Он разливает по стаканам бесцветную, остро пахнущую жидкость. Из закуски — только горсть конфет.
— Помянем Пола!
И опрокидывает содержимое своего стакана в глотку.
Я пью тоже. Морщусь. Местная водка довольно крепкая, но совсем не то, что мы привыкли распивать в Ульях — настой на еловой хвое, высушенной траве илас и сильно разбавленном яде Королевы. Если добавить яда в чуть более плотной концентрации — этот напиток попросту сожжет всю слизистую.
— Я звонил в морг, — приглушенным голосом говорит Расс. — Ты знал, что его уже похоронили?
Жар, возникший в горле, опускается вниз и достает теперь до сердца. И оно вспыхивает и начинает биться тревожнее и быстрее обычного.
«У вас внутри огонь», — вспоминаю слова доктора с непроизносимым именем.
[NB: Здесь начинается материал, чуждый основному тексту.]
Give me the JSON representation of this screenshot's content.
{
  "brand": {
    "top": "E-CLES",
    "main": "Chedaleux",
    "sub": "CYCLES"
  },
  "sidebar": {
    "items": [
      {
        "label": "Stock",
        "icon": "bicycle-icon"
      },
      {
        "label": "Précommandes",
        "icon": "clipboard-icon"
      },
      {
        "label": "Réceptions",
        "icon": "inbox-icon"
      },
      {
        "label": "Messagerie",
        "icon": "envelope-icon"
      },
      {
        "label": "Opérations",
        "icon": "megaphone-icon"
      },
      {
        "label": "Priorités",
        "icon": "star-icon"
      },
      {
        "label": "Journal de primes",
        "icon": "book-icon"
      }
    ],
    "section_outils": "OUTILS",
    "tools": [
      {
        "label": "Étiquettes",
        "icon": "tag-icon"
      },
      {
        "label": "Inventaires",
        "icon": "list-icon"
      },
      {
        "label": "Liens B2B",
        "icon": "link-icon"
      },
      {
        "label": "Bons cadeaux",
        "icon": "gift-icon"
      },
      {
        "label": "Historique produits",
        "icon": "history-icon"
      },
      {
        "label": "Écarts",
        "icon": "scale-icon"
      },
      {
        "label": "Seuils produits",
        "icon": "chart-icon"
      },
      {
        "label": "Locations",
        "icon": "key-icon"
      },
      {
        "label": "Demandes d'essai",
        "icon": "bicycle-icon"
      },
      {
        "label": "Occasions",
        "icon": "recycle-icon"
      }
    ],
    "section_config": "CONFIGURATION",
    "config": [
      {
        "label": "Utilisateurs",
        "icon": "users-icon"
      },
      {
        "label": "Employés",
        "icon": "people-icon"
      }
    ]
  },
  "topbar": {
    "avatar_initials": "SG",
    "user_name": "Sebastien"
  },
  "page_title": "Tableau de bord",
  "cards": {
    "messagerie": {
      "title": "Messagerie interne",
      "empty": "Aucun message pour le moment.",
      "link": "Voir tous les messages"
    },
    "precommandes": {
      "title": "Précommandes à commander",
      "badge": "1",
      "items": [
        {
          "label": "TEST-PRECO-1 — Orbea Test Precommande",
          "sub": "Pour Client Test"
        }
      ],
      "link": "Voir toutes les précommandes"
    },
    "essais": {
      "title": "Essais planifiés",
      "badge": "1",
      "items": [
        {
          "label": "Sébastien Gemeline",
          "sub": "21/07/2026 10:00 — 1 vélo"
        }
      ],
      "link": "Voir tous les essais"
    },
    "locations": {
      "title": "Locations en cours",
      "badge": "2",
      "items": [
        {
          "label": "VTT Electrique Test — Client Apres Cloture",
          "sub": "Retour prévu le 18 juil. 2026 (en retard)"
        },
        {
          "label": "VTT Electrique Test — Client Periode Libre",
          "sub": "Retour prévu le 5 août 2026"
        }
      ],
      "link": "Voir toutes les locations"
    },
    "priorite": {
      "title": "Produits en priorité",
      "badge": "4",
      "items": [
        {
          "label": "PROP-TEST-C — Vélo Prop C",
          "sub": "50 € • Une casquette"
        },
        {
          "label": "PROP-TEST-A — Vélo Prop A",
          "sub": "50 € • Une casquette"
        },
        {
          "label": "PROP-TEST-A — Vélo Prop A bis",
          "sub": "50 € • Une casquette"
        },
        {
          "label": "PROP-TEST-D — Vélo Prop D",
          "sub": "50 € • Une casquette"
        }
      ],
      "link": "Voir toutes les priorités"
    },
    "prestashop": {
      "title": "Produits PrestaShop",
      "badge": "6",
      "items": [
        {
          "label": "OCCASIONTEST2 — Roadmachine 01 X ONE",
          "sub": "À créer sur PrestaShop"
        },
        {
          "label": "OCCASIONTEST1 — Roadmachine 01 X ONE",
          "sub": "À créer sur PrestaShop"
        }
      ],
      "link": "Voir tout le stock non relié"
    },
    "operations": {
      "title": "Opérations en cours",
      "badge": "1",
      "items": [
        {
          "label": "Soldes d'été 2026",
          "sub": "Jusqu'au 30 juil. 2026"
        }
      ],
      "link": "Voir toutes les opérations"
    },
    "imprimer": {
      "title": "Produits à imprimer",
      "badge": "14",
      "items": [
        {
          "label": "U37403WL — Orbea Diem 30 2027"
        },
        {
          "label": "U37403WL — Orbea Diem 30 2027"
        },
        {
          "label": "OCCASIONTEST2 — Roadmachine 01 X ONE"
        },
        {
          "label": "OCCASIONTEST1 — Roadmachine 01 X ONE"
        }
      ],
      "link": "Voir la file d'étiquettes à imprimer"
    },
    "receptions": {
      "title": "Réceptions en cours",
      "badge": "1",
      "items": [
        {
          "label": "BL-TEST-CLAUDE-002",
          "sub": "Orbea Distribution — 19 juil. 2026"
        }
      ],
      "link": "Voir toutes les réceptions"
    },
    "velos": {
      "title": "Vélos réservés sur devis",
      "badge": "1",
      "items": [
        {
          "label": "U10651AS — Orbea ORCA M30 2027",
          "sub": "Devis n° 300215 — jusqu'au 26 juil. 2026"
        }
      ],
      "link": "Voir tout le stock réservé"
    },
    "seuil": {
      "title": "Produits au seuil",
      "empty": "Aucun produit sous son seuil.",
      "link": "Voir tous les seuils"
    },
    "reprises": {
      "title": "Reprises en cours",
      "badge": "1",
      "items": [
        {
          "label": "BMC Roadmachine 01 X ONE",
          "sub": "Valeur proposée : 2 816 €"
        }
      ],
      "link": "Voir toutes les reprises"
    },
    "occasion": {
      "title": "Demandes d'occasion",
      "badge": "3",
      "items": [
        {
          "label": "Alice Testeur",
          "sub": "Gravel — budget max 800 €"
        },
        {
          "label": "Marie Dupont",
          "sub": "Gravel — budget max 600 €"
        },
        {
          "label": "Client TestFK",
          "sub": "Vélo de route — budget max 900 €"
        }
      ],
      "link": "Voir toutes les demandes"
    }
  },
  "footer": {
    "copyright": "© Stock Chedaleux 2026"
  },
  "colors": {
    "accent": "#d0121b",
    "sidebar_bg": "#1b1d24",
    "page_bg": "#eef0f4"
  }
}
Я неосознанным жестом прижимаю кулак к груди. Качаю головой, без слов отвечая на вопрос Расса.
Не знал. Откуда?
— Да, — продолжает комендант. — Сказали, не было нужды сообщать. Родных у Пола нет. Имущества тоже. Думаешь, он бы покончил с собой, зная, что его зароют, как дворнягу?
— Мертвым все равно, — равнодушно отзываюсь я.
И смотрю в угол комнаты. Там, у изголовья кровати, ворочается и вздыхает тьма. Чем она гуще — тем легче спрятаться обитающим во тьме чудовищам. В темном углу слышится легкий шорох — просто мыши скребутся в поисках крошек. Но брать у Расса нечего: его комната — всего лишь обустроенный подвал, в котором раньше хранили дворницкие принадлежности и всякий ненужный хлам. А теперь половину помещения занимает железная кровать, другую половину — стол. И всю комнатушку можно преодолеть в два шага. Не хочу сказать, что в Ульях мы были избалованы комфортом — офицерские кельи всегда отличались крайним аскетизмом. Не говоря уже о солдатских казармах. Но все-таки я считаю, что в новой жизни комендант приграничья заслуживает лучших условий, чем прозябание в подвале.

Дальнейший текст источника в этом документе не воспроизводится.